L'Ue cerca di svincolarsi dalla dipendenza dalla Cina per le terre rare, ma si scontra con dilemmi etici e geopolitici in Ruanda, Serbia e Congo. Intanto, USA e Cina alzano la posta
Mentre l’America lancia nuove tariffe e la Cina risponde con controlli sulle esportazioni di metalli rari, si sta giocando una partita cruciale lontano dai riflettori: quella per il controllo delle materie prime critiche.
Il recente scontro Usa-Cina ha riportato sotto i riflettori l’estrema dipendenza occidentale dalle terre rare, utilizzate in tutto: smartphone, auto elettriche, armi, tecnologie green.
L’Europa dipende dalla Cina per il 100 per cento delle terre rare pesanti
L’Unione europea si trova in una posizione delicata: importa tutte le terre rare pesanti dalla Cina.
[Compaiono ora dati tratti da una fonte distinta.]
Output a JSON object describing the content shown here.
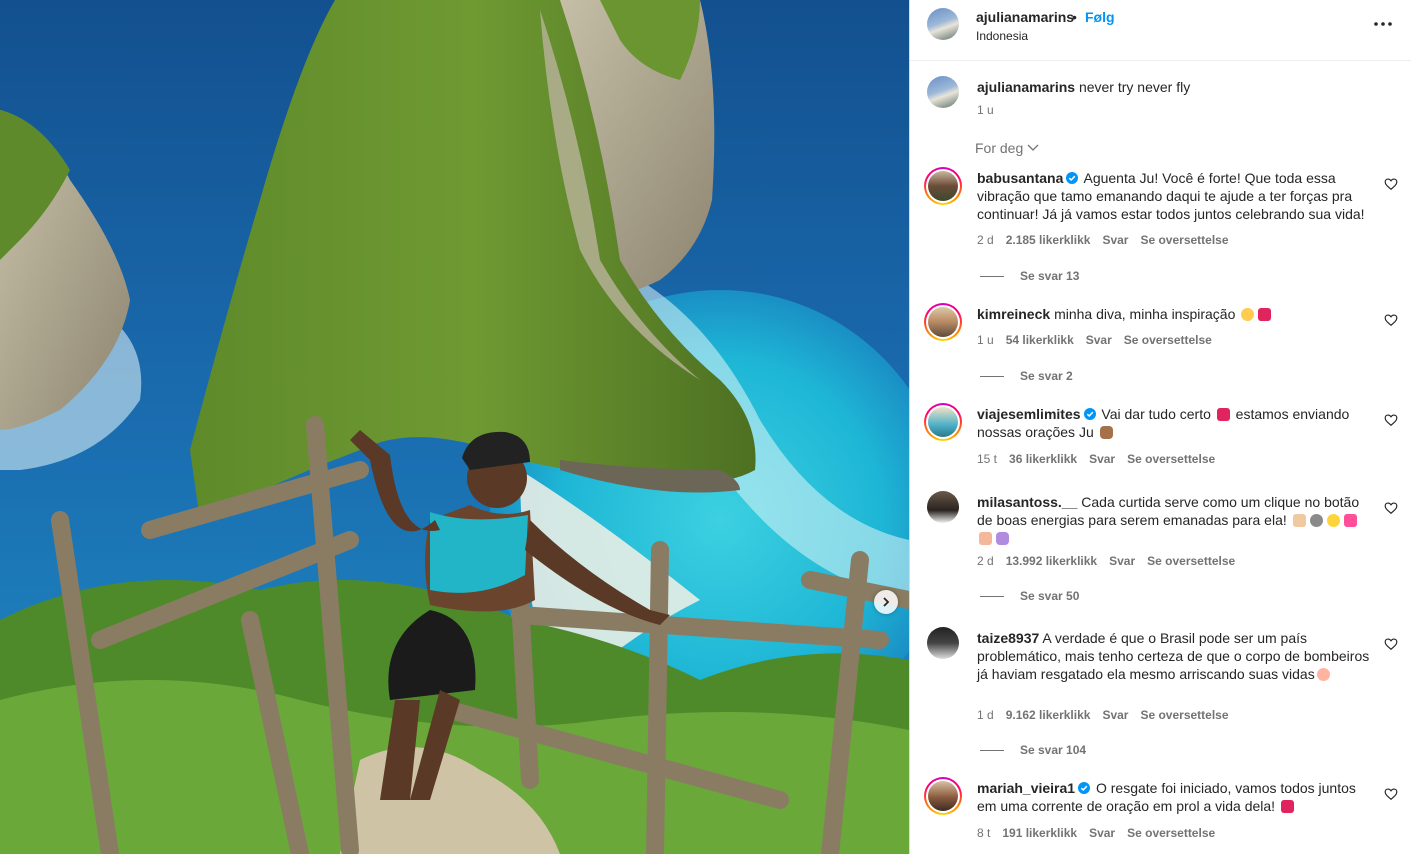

Con la legge sulle materie prime critiche (CRMA), Bruxelles ha fissato obiettivi ambiziosi per il 2030: estrarre il 10 per cento dei bisogni, lavorarne il 40 per cento delle importazioni di qualsiasi materia prima.
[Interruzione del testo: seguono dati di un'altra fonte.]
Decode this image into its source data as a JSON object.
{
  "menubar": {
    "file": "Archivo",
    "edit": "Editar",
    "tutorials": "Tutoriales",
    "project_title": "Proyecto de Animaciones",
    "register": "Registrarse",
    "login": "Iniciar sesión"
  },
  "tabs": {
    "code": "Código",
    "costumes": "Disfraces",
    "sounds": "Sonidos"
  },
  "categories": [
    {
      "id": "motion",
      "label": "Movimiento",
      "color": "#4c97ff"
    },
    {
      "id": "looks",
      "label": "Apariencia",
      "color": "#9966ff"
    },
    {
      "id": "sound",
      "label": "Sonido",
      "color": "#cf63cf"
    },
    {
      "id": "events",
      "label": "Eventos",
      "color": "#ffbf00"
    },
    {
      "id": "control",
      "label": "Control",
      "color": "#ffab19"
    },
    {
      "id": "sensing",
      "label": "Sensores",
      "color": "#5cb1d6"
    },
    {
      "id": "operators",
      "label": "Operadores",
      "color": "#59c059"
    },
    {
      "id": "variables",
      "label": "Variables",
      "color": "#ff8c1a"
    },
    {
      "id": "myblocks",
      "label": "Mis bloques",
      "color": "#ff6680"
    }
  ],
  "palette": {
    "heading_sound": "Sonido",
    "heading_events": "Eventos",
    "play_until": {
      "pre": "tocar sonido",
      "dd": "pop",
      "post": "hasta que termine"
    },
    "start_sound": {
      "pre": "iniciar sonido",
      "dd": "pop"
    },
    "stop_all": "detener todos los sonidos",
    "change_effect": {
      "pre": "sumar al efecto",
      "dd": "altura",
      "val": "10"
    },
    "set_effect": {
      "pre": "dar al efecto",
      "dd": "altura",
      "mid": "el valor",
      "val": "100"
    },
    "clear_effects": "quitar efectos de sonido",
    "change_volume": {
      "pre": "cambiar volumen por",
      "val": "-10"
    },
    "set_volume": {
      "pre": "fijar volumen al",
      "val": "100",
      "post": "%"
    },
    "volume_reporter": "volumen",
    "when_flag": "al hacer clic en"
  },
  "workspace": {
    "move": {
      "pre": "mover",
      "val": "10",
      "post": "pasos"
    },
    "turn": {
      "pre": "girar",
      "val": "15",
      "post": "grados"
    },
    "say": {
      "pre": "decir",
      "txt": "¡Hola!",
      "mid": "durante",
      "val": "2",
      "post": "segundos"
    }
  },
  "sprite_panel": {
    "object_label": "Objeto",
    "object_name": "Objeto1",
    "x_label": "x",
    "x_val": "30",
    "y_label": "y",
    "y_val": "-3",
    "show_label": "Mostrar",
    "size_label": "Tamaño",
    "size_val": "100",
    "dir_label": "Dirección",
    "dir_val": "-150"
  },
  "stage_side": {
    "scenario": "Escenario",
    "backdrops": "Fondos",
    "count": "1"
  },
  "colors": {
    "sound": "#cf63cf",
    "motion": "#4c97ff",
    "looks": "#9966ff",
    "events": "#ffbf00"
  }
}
Il dilemma etico: Kigali e il coltan di sangue
Nel tentativo di diversificare le fonti, Bruxelles ha stretto 14 partenariati strategici dal 2021. Ma il caso Ruanda apre un dilemma morale. Accusato di sostenere i ribelli dell’M23 attivi nel ricco est del Congo, Kigali è sospettata di contrabbandare coltan — minerale contenente tantalio — verso l’UE. Le recenti sanzioni europee sono arrivate solo dopo forti pressioni internazionali.
Bruxelles tra realpolitik e credibilità
Nonostante l’allarme lanciato da ONG come Global Witness, che denuncia l’ingresso nell’UE di minerali di conflitto, Bruxelles non ha (ancora) sospeso il partenariato con il Ruanda. L’equilibrio tra approvvigionamento e valori è fragile. Come ha scritto Roel Dom, analista di Bruegel: “La corsa ai minerali può minare gli impegni per la pace e la governance democratica.”
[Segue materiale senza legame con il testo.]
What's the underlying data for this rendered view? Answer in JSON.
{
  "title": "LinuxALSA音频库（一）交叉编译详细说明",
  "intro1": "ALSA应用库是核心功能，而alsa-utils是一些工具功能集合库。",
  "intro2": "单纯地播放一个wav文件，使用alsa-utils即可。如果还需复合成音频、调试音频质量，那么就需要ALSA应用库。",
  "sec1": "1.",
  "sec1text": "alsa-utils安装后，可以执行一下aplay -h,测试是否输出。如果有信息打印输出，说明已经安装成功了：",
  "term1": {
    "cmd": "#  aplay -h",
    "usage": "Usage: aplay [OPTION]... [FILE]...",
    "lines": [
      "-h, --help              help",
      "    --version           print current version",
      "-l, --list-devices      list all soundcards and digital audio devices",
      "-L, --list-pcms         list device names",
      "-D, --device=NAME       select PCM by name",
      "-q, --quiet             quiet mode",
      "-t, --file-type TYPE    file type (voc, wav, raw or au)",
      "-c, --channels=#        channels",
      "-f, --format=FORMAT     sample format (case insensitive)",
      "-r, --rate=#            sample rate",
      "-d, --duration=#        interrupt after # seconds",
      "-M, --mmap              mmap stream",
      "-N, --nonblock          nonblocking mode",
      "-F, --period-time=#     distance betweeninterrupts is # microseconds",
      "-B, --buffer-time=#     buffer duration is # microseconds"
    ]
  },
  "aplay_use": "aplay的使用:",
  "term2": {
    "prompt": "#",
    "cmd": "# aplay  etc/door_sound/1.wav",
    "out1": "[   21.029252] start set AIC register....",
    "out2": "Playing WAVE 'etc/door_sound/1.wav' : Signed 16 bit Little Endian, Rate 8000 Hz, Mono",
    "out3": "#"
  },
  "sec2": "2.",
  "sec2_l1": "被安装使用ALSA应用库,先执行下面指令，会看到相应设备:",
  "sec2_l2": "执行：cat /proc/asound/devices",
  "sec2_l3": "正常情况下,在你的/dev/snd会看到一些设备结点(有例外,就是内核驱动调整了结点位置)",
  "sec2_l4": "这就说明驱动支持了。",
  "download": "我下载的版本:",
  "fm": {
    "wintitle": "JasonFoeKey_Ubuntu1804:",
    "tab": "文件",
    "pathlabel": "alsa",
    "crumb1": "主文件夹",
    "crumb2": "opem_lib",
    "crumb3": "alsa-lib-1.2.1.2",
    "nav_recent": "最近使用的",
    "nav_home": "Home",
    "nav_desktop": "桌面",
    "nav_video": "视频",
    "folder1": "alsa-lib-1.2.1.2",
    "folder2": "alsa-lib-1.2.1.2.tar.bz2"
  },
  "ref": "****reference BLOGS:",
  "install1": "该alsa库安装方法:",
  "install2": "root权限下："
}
Norvegia: il nuovo fronte artico
Oltre alle relazioni esterne, l’UE guarda anche all’estrazione interna, in particolare nel nord Europa. La Norvegia — non UE ma integrata nel mercato unico — sta valutando l’estrazione di metalli rari sul suo territorio, ma anche sui fondali marini artici, sollevando forti critiche dagli ambientalisti. Il futuro di queste attività è legato alle elezioni di settembre.
Anche Trump punta ai fondali marini
Gli Stati Uniti, dal canto loro, non stanno a guardare. Dopo un ordine esecutivo per aumentare la produzione nazionale, l’amministrazione Trump valuta l’estrazione in acque profonde, aggirando la Convenzione ONU sul diritto del mare. L’approccio unilaterale ha attirato critiche, ma potrebbe segnare l’inizio di una nuova corsa globale per le risorse.
Il futuro delle terre rare è geopolitico
Dalla Serbia al Vietnam, dalla RDC ai fondali artici, la competizione per i minerali rari mostra che la transizione green e digitale ha un’anima profondamente geopolitica e morale. La sfida non è solo ottenere l’accesso alle risorse, ma farlo senza rinunciare ai principi che l’Europa dice di voler difendere.